The FMF dismissed him a day later, and chose Tigres head coach Ricardo Ferretti to lead Mexico for the next four games, including the monumental Concacaf Cup showdown against the USA in the Rose Bowl Saturday. Anybody who thinks this upheaval just six weeks before an unprecedented battle against its biggest rival is beneficial to Mexico is living in a dream world. For whatever reason, Herrera reached his breaking point and now Mexico is once again cast into new territory.
Herrera was hired in October 2013, to guide Mexico through its intercontinental playoff against New Zealand to land a spot in the World Cup. Incredibly, he was the fourth man to lead Mexico during that calendar year, and kept his job through the World Cup and then the Gold Cup.
I’ve seen some heated conversations between national team head coaches and pesky journalists but not in my worst nightmares could I envision Bob Gansler, Bora Milutinovic, Steve Sampson, Bruce Arena, Bob Bradley or Jurgen Klinsmann throwing a punch at one in an airport. This has as much to do with their personalities as the job’s responsibilities, and so if the hysteria surrounding the U.S. national team job never approaches the extreme madness of leading Mexico, that’s fine by me. I’d much rather have Mexico's coach and his players crumble and shudder when they face the USA, which I believe has given the Americans a significant psychological boost in the past.

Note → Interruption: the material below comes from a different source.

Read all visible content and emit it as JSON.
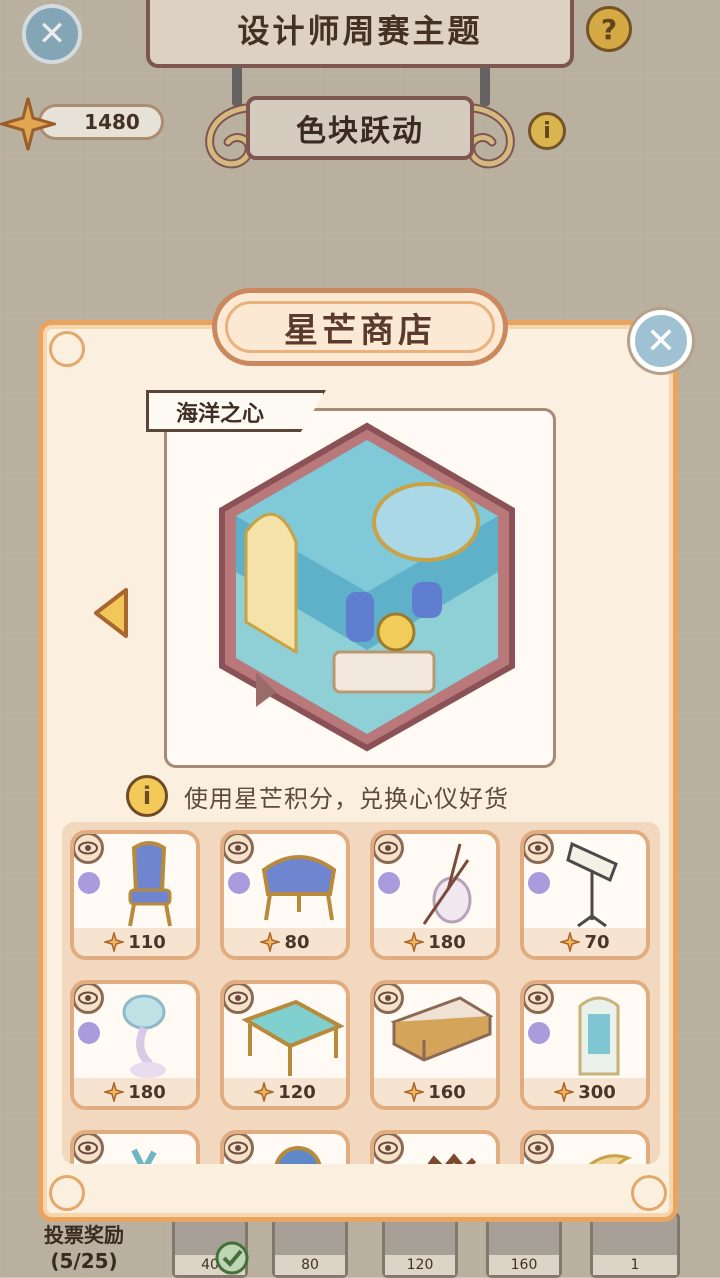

U.S. Soccer, rightly, takes criticism at times for moving too slowly, for making poor decisions on hiring national team coaches -- at all levels -- and not holding them accountable. But there's value in stability and continuity, which Mexico seldom enjoys with its national team. There can be too much pressure as well as not enough. Landon Donovan is among many who believe a loss on Saturday should terminate Klinsmann's tenure though U.S. Soccer president Sunil Gulati has declared no such move will be made.
The hiring of Osorio highlights the best and worst of the furor enveloping El Tri, which seldom meets the expectations placed upon it by its fanatical fans and what can only be described as a zealous horde of commentators and reporters. For every former player and coach and responsible journalist who ask pertinent questions and offer their opinions, there are dozens -- of not hundreds – more than ready to upload a screed of how bad things are and what must change.
Herrera’s record with Mexico was good but hardly spectacular -- 18 wins, seven losses, 11 ties -- so despite winning the Gold Cup he wasn’t deemed irreplaceable. His energetic antics on the sidelines endeared him to many fans and journalists but as it has been for every Mexico head coach, the hounds of hostility were always nipping at his heels.
It cost Herrera his job, and if a disjointed, confused Mexico loses to the USA on Saturday, the Americans will once again have capitalized on a fanatical zeal south of the border that sometimes goes too far.